Il Museo Etnografico “La Ghindana” di Mocchie (Condove)

Museo della civiltà montanara allestito nel fabbricato dell’ex edificio comunale di Mocchie, in un contesto alpino che conserva ancora usi e tradizioni montanare. Il museo chiamato anche “Gente di montagna” trae il suo nome dal vicolo traverso in cui è posto, e illustra il modo antico di vivere in quella zona attraverso oggetti di vita quotidiana e strumenti di lavoro donati dagli abitanti della borgata e delle frazioni vicine dal 1997 ad oggi ed è dedicato al fondatore Pino Donatone.

Tutti gli oggetti esposti sono inventariati e schedati, e formano un patrimonio di cultura materiale omogeneo e riconoscibile per spiegare come si viveva una volta.

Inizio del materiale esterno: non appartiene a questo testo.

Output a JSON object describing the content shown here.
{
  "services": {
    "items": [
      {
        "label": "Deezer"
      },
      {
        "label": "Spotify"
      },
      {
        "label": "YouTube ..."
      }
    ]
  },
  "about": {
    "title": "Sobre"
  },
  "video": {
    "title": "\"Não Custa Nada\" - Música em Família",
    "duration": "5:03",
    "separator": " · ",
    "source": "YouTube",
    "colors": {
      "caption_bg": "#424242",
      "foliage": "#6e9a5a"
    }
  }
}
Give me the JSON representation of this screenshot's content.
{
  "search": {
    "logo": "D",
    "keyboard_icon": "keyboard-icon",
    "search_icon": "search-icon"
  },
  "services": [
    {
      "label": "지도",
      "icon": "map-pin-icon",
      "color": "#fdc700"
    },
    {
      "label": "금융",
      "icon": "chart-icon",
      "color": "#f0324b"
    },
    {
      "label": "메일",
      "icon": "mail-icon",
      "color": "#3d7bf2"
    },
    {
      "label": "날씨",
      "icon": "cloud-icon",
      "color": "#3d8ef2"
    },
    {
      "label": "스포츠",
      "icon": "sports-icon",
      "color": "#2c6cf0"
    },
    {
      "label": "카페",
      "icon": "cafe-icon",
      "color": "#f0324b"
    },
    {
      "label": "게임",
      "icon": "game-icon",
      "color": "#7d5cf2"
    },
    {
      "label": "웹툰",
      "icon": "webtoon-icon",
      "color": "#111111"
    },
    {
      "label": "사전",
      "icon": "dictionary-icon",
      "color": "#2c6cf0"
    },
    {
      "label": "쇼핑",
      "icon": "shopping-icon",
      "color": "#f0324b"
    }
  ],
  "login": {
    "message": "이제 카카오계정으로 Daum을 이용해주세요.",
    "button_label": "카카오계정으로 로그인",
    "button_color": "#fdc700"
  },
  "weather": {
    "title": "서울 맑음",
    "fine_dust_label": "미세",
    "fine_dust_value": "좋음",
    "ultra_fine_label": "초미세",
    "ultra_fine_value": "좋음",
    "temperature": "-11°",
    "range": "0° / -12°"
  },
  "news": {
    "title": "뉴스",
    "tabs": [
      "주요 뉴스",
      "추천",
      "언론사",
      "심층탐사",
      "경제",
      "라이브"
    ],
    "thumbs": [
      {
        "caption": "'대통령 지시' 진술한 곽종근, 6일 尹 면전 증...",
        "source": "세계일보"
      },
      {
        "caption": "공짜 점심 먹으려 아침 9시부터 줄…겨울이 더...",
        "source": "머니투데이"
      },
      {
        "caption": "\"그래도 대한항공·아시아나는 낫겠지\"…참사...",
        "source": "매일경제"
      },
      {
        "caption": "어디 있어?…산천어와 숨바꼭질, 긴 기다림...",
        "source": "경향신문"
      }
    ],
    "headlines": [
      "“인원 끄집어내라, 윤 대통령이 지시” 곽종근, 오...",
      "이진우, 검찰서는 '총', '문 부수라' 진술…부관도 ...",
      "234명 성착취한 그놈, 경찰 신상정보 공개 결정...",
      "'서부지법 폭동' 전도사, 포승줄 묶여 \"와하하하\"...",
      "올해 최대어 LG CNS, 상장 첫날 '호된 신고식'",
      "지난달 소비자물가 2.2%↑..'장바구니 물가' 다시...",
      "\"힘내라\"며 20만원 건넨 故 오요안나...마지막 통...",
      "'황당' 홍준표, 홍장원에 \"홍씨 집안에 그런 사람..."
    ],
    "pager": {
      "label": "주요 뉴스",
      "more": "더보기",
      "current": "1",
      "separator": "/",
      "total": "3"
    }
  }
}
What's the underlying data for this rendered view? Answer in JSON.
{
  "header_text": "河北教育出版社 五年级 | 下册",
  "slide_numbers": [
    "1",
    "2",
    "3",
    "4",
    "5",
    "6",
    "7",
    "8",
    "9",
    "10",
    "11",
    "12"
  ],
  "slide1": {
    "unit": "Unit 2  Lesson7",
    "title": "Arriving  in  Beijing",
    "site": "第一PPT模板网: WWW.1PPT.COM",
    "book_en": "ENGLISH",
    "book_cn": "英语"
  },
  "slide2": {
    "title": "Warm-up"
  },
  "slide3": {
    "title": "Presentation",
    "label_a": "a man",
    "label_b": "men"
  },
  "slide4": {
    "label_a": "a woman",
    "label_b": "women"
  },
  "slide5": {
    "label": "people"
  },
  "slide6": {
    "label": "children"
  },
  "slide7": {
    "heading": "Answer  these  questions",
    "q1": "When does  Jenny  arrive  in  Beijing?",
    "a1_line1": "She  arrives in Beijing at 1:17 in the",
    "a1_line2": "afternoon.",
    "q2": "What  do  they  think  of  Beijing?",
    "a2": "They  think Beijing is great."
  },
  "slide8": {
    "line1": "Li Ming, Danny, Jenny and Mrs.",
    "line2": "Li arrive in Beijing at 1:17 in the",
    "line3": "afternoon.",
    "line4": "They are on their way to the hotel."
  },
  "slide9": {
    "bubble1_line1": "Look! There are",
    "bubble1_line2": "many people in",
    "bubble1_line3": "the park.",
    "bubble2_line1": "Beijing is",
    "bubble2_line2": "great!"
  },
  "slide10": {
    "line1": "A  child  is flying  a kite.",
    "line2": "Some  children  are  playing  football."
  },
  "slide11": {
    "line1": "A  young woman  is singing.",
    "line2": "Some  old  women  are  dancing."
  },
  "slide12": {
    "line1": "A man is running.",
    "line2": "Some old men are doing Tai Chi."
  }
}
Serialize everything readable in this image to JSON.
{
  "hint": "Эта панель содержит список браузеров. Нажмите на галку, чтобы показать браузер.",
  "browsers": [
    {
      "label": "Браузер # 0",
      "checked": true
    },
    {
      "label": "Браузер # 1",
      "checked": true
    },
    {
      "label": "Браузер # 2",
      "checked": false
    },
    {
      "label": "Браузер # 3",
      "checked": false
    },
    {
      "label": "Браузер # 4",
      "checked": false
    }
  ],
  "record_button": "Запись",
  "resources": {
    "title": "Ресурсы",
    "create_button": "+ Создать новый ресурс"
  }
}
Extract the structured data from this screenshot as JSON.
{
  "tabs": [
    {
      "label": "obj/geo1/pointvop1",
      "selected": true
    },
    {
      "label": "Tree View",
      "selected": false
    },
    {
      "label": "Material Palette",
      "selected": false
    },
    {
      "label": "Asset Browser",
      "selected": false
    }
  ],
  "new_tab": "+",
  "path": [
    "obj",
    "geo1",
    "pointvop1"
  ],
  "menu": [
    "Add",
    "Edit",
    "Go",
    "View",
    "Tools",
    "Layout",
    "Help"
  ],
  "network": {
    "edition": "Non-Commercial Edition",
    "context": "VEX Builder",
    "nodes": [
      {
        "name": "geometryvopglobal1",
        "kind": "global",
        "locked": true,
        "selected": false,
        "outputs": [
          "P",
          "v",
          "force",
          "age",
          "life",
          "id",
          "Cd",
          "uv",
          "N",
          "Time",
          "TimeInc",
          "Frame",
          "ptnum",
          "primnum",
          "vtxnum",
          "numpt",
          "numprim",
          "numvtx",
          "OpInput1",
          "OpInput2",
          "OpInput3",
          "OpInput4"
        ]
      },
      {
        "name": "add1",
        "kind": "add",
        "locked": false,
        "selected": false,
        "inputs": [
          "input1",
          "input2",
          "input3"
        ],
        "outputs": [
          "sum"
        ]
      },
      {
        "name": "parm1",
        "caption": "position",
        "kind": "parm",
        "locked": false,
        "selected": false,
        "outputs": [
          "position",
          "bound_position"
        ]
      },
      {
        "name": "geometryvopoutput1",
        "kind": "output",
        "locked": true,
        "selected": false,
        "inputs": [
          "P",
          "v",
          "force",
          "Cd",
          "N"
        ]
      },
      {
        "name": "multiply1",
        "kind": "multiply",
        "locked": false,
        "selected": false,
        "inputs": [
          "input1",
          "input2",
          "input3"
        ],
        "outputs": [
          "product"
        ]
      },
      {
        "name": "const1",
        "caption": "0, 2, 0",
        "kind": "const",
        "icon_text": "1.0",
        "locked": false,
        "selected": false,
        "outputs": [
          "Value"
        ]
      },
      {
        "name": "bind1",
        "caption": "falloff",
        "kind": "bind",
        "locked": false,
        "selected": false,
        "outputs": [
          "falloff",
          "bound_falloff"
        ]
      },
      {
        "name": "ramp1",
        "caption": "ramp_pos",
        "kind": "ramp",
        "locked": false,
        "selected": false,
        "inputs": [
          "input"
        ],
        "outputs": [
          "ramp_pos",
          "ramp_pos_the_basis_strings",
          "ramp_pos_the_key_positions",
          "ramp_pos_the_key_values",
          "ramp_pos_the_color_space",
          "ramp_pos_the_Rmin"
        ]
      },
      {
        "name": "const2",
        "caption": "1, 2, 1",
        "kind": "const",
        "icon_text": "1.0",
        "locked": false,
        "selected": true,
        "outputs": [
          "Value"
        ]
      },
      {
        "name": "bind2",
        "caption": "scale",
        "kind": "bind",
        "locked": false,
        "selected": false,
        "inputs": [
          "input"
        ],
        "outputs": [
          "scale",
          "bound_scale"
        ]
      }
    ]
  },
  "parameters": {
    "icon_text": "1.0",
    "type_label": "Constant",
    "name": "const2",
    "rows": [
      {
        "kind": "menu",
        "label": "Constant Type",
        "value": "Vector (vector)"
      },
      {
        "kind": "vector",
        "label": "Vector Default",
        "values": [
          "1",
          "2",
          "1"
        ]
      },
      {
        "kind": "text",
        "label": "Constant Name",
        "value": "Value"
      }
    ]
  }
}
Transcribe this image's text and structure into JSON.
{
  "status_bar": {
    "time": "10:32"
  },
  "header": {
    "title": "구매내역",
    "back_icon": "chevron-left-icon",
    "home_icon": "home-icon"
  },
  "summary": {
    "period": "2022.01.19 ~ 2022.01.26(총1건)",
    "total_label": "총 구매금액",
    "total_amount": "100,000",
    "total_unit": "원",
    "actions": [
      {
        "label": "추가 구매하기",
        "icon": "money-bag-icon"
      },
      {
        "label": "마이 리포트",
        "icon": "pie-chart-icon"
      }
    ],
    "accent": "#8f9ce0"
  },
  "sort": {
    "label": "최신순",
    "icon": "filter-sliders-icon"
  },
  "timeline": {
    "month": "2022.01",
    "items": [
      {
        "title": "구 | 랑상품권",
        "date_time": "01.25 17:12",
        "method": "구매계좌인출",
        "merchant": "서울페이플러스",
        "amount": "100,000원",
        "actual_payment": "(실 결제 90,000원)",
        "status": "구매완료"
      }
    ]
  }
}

Per questo il museo è interessante: ti fa vedere cose reali e, poi, ti porta a collegarle a una vita fatta di stagioni, fatica, miserie, e rende visibili le forme di organizzazione del lavoro, della socialità in borgata, dell’associazionismo religioso e del folklore profano. Guardando i numerosi oggetti e strumenti ci si ritrova a ricordare esperienze dei tempi passati che arricchiscono le nostre conoscenze e aiutano a familiarizzare con l’ambiente del montanaro.

Il museo si specializza in modo naturale sulla cultura d’alpeggio e sull’attività lattiero-casearia, centrale nella vallata del torrente Gravio.

L’esposizione è divisa in due locali:

– Prima sala – Vi sono gli oggetti della vita casalinga quotidiana (un tavolo apparecchiato; alle pareti diverse mensole con pentolame, ferri da stiro, lampade, oggetti usati per lavori femminili,come la cardatura della lana,la filatura,e dei manufatti, strumenti musicali usati dalla banda locale; una stufa; giochi per bambini e adulti, una culla; a una parete sono appesi abiti che formano una singolare collezione);

– Seconda sala – Vi sono gli utensili relativi ai lavori agricoli (una slitta, due aratri; appesi alle pareti o appoggiati su mensole vi sono zappe, falci e falcetti, gerle e altri strumenti per il trasporto del fieno e della legna; un angolo è dedicato all’attività dell’alpeggio con materiali quali: zangole per la preparazione del burro, forme per le “tome”, recipienti per la conservazione del latte e della panna; su una parete vi sono pannelli con vecchie fotografie che ritraggono persone al lavoro, abitazioni e paesaggi della zona).

È continuo l’aggiornamento dell’esposizione e nuovi oggetti vengono donati dagli abitanti per cui speriamo si trovino gli spazi per gli attrezzi relativi ad altri mestieri.